Neil Armstrong et Buzz Aldrin sur la surface. Michael Collins en orbite. Apollo 11 fut un succès, et le monde entier célébra la conquête de la Lune. Près de 50 ans se sont écoulés depuis cette mission historique, et ses responsables durent surveiller de très près le moindre détail… y compris la possibilité que les astronautes ne reviennent pas sur Terre. Cela conduisit à la création d'une déclaration officielle que le président des États-Unis de l'époque, Richard Nixon, aurait partagée avec le public si l'échec d'Apollo 11 était devenu réalité…
La durée de la mission Apollo 11 s'étendit sur un peu plus de huit jours, et confronta trois astronautes à l'un des environnements les plus hostiles que l'être humain ait jamais connus. En fait, le programme Apollo avait déjà coûté la vie à trois pilotes sans avoir quitté la Terre, ce qui entraîna une suspension des vols habités de 20 mois.

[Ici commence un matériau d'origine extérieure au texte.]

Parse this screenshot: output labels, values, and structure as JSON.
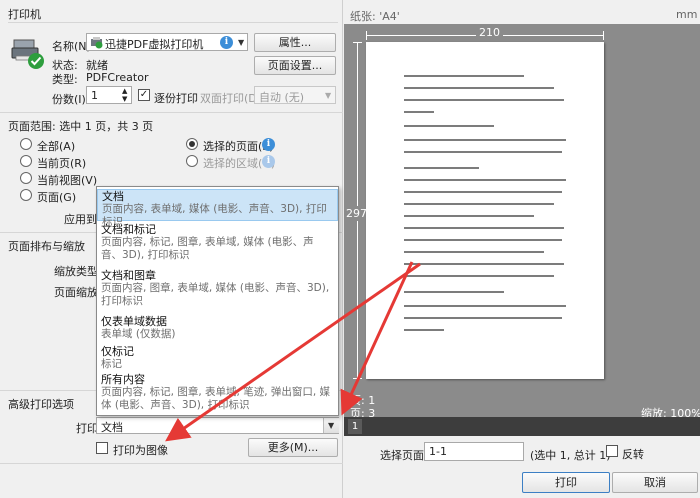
{
  "print_section": {
    "title": "打印机",
    "name_label": "名称(N):",
    "printer_name": "迅捷PDF虚拟打印机",
    "properties_button": "属性...",
    "status_label": "状态:",
    "status_value": "就绪",
    "type_label": "类型:",
    "type_value": "PDFCreator",
    "page_setup_button": "页面设置...",
    "copies_label": "份数(I):",
    "copies_value": "1",
    "collate_label": "逐份打印",
    "duplex_label": "双面打印(D):",
    "duplex_value": "自动 (无)"
  },
  "page_range": {
    "title": "页面范围: 选中 1 页，共 3 页",
    "options": {
      "all": "全部(A)",
      "current_page": "当前页(R)",
      "current_view": "当前视图(V)",
      "pages": "页面(G)",
      "selected_pages": "选择的页面(S)",
      "selected_area": "选择的区域(G)"
    },
    "apply_label": "应用到"
  },
  "layout": {
    "title": "页面排布与缩放",
    "scale_type_label": "缩放类型:",
    "page_scale_label": "页面缩放:"
  },
  "advanced": {
    "title": "高级打印选项",
    "print_label": "打印",
    "print_value": "文档",
    "print_as_image_label": "打印为图像",
    "more_button": "更多(M)..."
  },
  "dropdown": {
    "items": [
      {
        "title": "文档",
        "desc": "页面内容, 表单域, 媒体 (电影、声音、3D), 打印标识"
      },
      {
        "title": "文档和标记",
        "desc": "页面内容, 标记, 图章, 表单域, 媒体 (电影、声音、3D), 打印标识"
      },
      {
        "title": "文档和图章",
        "desc": "页面内容, 图章, 表单域, 媒体 (电影、声音、3D), 打印标识"
      },
      {
        "title": "仅表单域数据",
        "desc": "表单域 (仅数据)"
      },
      {
        "title": "仅标记",
        "desc": "标记"
      },
      {
        "title": "所有内容",
        "desc": "页面内容, 标记, 图章, 表单域, 笔迹, 弹出窗口, 媒体 (电影、声音、3D), 打印标识"
      }
    ]
  },
  "preview": {
    "paper_label": "纸张: 'A4'",
    "unit": "mm",
    "width_value": "210",
    "height_value": "297",
    "page_info_a": "页: 1",
    "page_info_b": "页: 3",
    "zoom": "缩放: 100%",
    "strip_page": "1"
  },
  "bottom": {
    "select_pages_label": "选择页面:",
    "select_pages_value": "1-1",
    "select_info": "(选中 1, 总计 1)",
    "reverse_label": "反转",
    "print_button": "打印",
    "cancel_button": "取消"
  },
  "colors": {
    "arrow": "#e53935",
    "selection": "#cce4f7",
    "info": "#3c8ed8",
    "status_ok": "#2e9e3e"
  }
}
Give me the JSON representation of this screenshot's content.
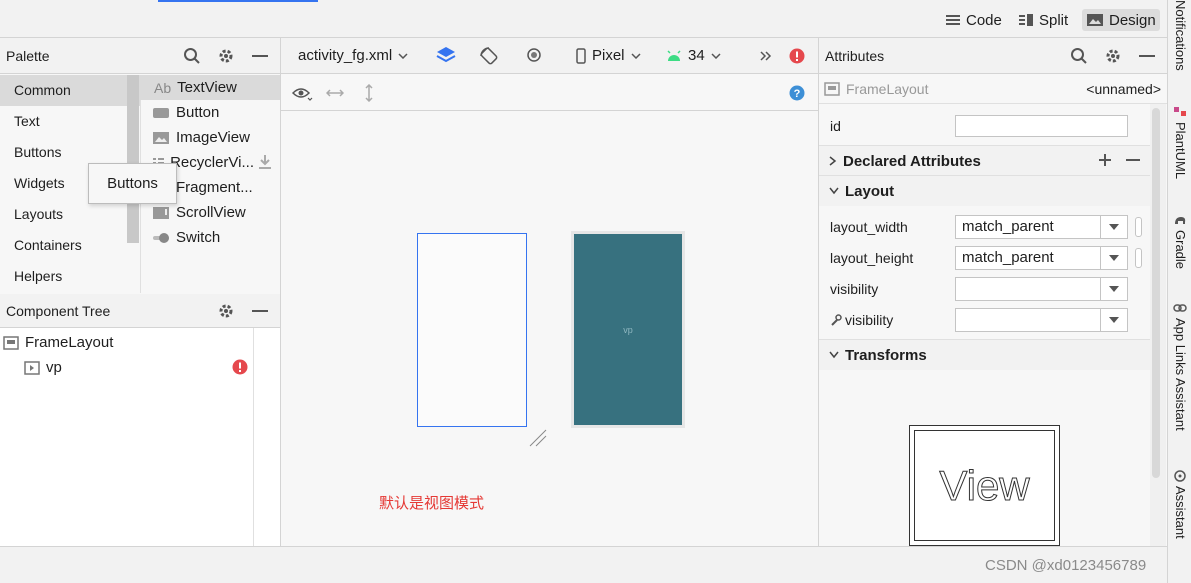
{
  "colors": {
    "accent": "#3574f0",
    "error": "#e5484d",
    "design_bg": "#37717f",
    "annotation": "#e53935",
    "android": "#3ddc84"
  },
  "view_modes": {
    "code": "Code",
    "split": "Split",
    "design": "Design"
  },
  "palette": {
    "title": "Palette",
    "categories": [
      "Common",
      "Text",
      "Buttons",
      "Widgets",
      "Layouts",
      "Containers",
      "Helpers"
    ],
    "items": [
      {
        "label": "TextView",
        "icon": "Ab"
      },
      {
        "label": "Button",
        "icon": "button-icon"
      },
      {
        "label": "ImageView",
        "icon": "image-icon"
      },
      {
        "label": "RecyclerVi...",
        "icon": "list-icon"
      },
      {
        "label": "Fragment...",
        "icon": "fragment-icon"
      },
      {
        "label": "ScrollView",
        "icon": "scroll-icon"
      },
      {
        "label": "Switch",
        "icon": "switch-icon"
      }
    ],
    "tooltip": "Buttons"
  },
  "tree": {
    "title": "Component Tree",
    "root": "FrameLayout",
    "child": "vp"
  },
  "editor": {
    "file": "activity_fg.xml",
    "device": "Pixel",
    "api": "34",
    "blueprint_label": "vp",
    "annotation": "默认是视图模式"
  },
  "attributes": {
    "title": "Attributes",
    "component": "FrameLayout",
    "component_name": "<unnamed>",
    "id_label": "id",
    "declared": "Declared Attributes",
    "layout": "Layout",
    "rows": [
      {
        "label": "layout_width",
        "value": "match_parent"
      },
      {
        "label": "layout_height",
        "value": "match_parent"
      },
      {
        "label": "visibility",
        "value": ""
      },
      {
        "label": "visibility",
        "value": ""
      }
    ],
    "transforms": "Transforms",
    "preview": "View"
  },
  "side_tools": [
    "Notifications",
    "PlantUML",
    "Gradle",
    "App Links Assistant",
    "Assistant"
  ],
  "watermark": "CSDN @xd0123456789"
}
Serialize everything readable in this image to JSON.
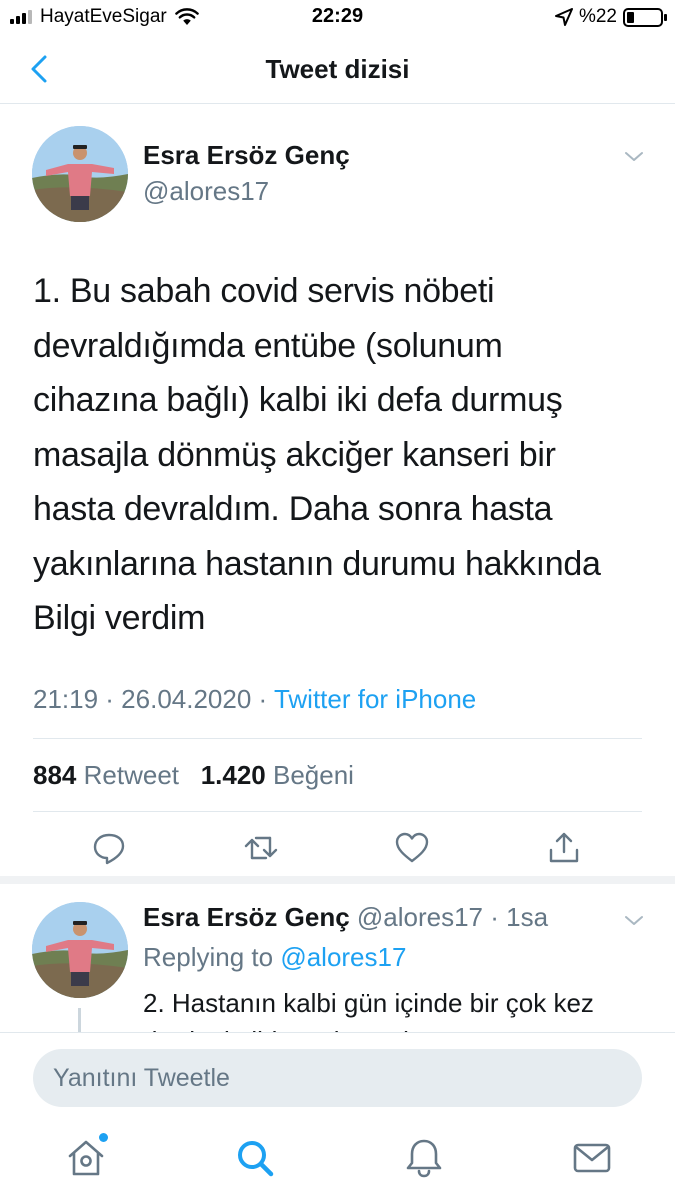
{
  "status_bar": {
    "carrier": "HayatEveSigar",
    "time": "22:29",
    "battery_text": "%22",
    "battery_level": 0.22
  },
  "nav": {
    "title": "Tweet dizisi"
  },
  "main_tweet": {
    "author_name": "Esra Ersöz Genç",
    "author_handle": "@alores17",
    "lines": [
      "1. Bu sabah covid servis nöbeti",
      "devraldığımda entübe (solunum",
      "cihazına bağlı) kalbi iki defa durmuş",
      "masajla dönmüş akciğer kanseri bir",
      "hasta devraldım. Daha sonra hasta",
      "yakınlarına hastanın durumu hakkında",
      "Bilgi verdim"
    ],
    "time_date": "21:19 · 26.04.2020 · ",
    "source": "Twitter for iPhone",
    "retweet_count": "884",
    "retweet_label": "Retweet",
    "like_count": "1.420",
    "like_label": "Beğeni"
  },
  "reply_tweet": {
    "author_name": "Esra Ersöz Genç",
    "author_handle": "@alores17",
    "time_ago": "· 1sa",
    "replying_prefix": "Replying to",
    "replying_to": "@alores17",
    "text_line1": "2. Hastanın kalbi gün içinde bir çok kez",
    "text_line2": "durdu, kalbi tansiyon oluşturamıyor"
  },
  "compose": {
    "placeholder": "Yanıtını Tweetle"
  },
  "icons": {
    "back": "chevron-left-icon",
    "caret": "chevron-down-icon",
    "reply": "comment-icon",
    "retweet": "retweet-icon",
    "like": "heart-icon",
    "share": "share-icon",
    "home": "home-icon",
    "search": "search-icon",
    "notifications": "bell-icon",
    "messages": "mail-icon"
  },
  "colors": {
    "accent": "#1da1f2",
    "secondary_text": "#657786",
    "primary_text": "#14171a"
  }
}
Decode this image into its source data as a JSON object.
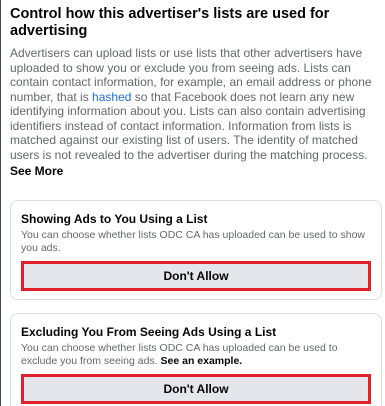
{
  "header": {
    "title": "Control how this advertiser's lists are used for advertising"
  },
  "description": {
    "part1": "Advertisers can upload lists or use lists that other advertisers have uploaded to show you or exclude you from seeing ads. Lists can contain contact information, for example, an email address or phone number, that is ",
    "link_label": "hashed",
    "part2": " so that Facebook does not learn any new identifying information about you. Lists can also contain advertising identifiers instead of contact information. Information from lists is matched against our existing list of users. The identity of matched users is not revealed to the advertiser during the matching process.",
    "see_more_label": "See More"
  },
  "cards": [
    {
      "title": "Showing Ads to You Using a List",
      "subtitle": "You can choose whether lists ODC CA has uploaded can be used to show you ads.",
      "button_label": "Don't Allow"
    },
    {
      "title": "Excluding You From Seeing Ads Using a List",
      "subtitle": "You can choose whether lists ODC CA has uploaded can be used to exclude you from seeing ads. ",
      "example_link_label": "See an example.",
      "button_label": "Don't Allow"
    }
  ],
  "colors": {
    "link": "#216fdb",
    "highlight_border": "#e0202a",
    "button_bg": "#e4e6eb"
  }
}
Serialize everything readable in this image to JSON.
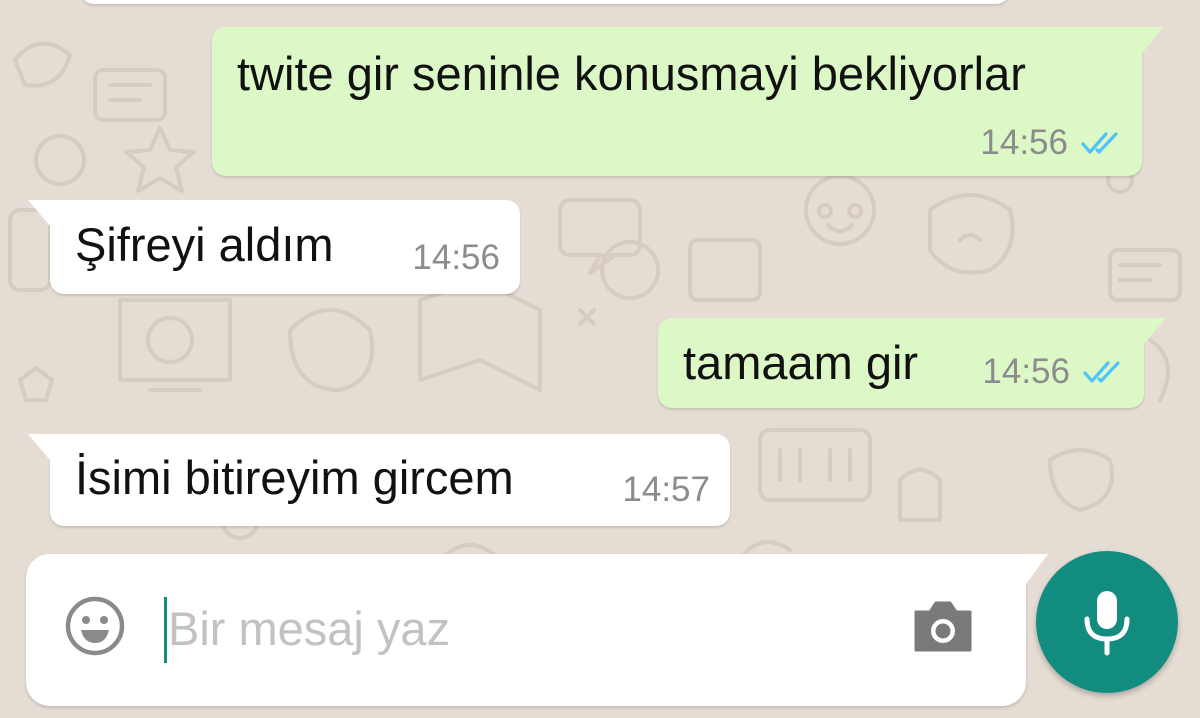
{
  "colors": {
    "wallpaper": "#e5ddd4",
    "outgoing_bubble": "#dcf8c6",
    "incoming_bubble": "#ffffff",
    "read_ticks": "#4fc3f7",
    "accent": "#128c7e"
  },
  "messages": [
    {
      "direction": "outgoing",
      "text": "twite gir seninle konusmayi bekliyorlar",
      "time": "14:56",
      "status": "read"
    },
    {
      "direction": "incoming",
      "text": "Şifreyi aldım",
      "time": "14:56"
    },
    {
      "direction": "outgoing",
      "text": "tamaam gir",
      "time": "14:56",
      "status": "read"
    },
    {
      "direction": "incoming",
      "text": "İsimi bitireyim gircem",
      "time": "14:57"
    }
  ],
  "composer": {
    "placeholder": "Bir mesaj yaz",
    "value": "",
    "emoji_icon": "smiley-icon",
    "camera_icon": "camera-icon"
  },
  "mic_button": {
    "icon": "microphone-icon"
  }
}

Tous les équipes de la NASA travaillèrent à la perfection dans Apollo 11, et à en juger par les résultats, ils y parvinrent. Cependant, personne ne pouvait totalement écarter la possibilité qu'un accident ou un défaut laisse les astronautes sur la Lune… pour toujours.
La lettre de Nixon sur l'échec d'Apollo 11
«Le destin a décidé que les hommes qui sont allés sur la Lune pour explorer en paix resteront sur la Lune pour y reposer en paix. Ces hommes courageux, Neil Armstrong et Edwin Aldrin, savent qu'il n'y a aucun espoir de les sauver. Mais ils savent aussi qu'il y a de l'espoir pour l'humanité dans leur sacrifice.
Ces deux hommes donnent leur vie pour la cause la plus noble de l'humanité : la recherche de la vérité et de la compréhension. Ils seront pleurés par leurs familles et leurs amis, ils seront pleurés par leur nation, ils seront pleurés par le peuple du monde, ils seront pleurés par une Terre mère qui a osé envoyer deux de ses fils vers l'inconnu.
Par leur exploration, ils ont incité le monde à se sentir uni ; par leur sacrifice, ils ont renforcé la fraternité humaine. Dans les temps anciens, les hommes regardaient les étoiles et voyaient des héros dans les constellations. À l'époque moderne, nous faisons de même, mais nos héros sont des hommes épiques en chair et en os.
D'autres suivront, et ils trouveront sûrement leur chemin de retour. La quête de l'homme ne sera pas niée. Mais ces hommes furent les premiers et resteront les plus éminents dans nos cœurs. Chaque être humain qui regardera la Lune dans les nuits à venir saura qu'il existe un coin d'un autre monde qui appartiendra pour toujours à l'humanité.»
Ceci est une humble traduction de la déclaration que Richard Nixon aurait faite dans le pire des cas. Les Archives nationales et le service de gestion des documents des États-Unis (NARA) ont conservé ce texte de manière impeccable et ont mis en ligne des copies en haute résolution qui révèlent jusqu'au moindre détail, y compris les perforations dans le papier et l'erreur occasionnelle de la machine à écrire.
Les noms qui apparaissent en haut sont ceux de William Safire, chargé d'écrire les discours du président Nixon et du vice-président Agnew, et le chef de cabinet Harry Robbins Haldeman, l'un des nombreux condamnés dans le scandale du Watergate. Personnellement, je pense que l'aspect le plus troublant du discours réside dans les actions ultérieures. Le président communiquerait par téléphone (pas en personne) avec les «futures veuves», tandis qu'un prêtre suivrait la même procédure que un enterrement en mer, confiant les âmes des astronautes aux profondeurs.